The other economic news in the week had little influence on markets. As a result, mortgage rates ended near the best levels since early 2015.
While the final polls ahead of the vote were close, the vast majority of investors expected the UK to vote to remain in the European Union. When the outcome indicated that the UK will exit the EU, the resulting uncertainty caused investors to swiftly shift to safer assets on Friday. Global stock markets sold off sharply and bond yields declined, including mortgage-backed securities (MBS). Since mortgage rates are set based on MBS prices, mortgage rates moved lower.
The British exit (Brexit) is expected to result in slower economic activity. The degree of this is difficult to predict. The uncertainty is heightened by the prospect of other countries in Europe proposing similar referendums to leave the EU. It is likely that European trade will be hindered by higher tariffs, companies will be more hesitant to hire new workers, and investors will be slower to commit capital to the region. However, this was viewed as positive for mortgage rates, since slower global economic growth reduces the outlook for future inflation.

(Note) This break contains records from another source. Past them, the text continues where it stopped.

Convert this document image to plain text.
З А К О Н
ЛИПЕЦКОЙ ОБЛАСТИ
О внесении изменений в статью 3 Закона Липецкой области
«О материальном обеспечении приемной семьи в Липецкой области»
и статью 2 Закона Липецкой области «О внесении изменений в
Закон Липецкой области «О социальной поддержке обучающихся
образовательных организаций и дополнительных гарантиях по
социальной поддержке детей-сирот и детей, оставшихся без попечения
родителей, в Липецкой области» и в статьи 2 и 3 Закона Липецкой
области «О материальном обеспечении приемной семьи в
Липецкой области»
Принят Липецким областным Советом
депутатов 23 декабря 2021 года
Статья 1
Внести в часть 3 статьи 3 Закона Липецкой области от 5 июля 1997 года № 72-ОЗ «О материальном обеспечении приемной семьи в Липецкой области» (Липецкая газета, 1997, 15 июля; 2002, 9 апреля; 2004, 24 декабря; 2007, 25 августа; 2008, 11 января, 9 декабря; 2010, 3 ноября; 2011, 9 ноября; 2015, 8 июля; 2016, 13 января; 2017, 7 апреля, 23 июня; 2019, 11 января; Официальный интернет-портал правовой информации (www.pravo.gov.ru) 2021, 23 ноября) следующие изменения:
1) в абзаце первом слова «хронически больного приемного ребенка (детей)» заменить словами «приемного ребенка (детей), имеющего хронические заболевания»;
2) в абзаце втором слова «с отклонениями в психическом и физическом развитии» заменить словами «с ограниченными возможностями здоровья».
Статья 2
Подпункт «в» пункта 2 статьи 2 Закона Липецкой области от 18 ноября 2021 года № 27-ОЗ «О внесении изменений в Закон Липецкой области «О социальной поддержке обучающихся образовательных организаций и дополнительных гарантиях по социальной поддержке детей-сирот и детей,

In the U.S., low mortgage rates have contributed to healthy housing market activity. Sales of previously owned homes in May rose to the best level since 2007 (this occurred despite a low level of homes available for sale). Strong demand and low supply pushed the housing market to two records in May. The median price of homes sold rose to the highest level on record, and the days on the market fell to a record low of 32.
Looking ahead this week, the reaction to the British vote will continue to influence markets, and we will start to see the true effect it MAY have on interest rates. Mortgage markets will close early on Friday in observance of July Fourth.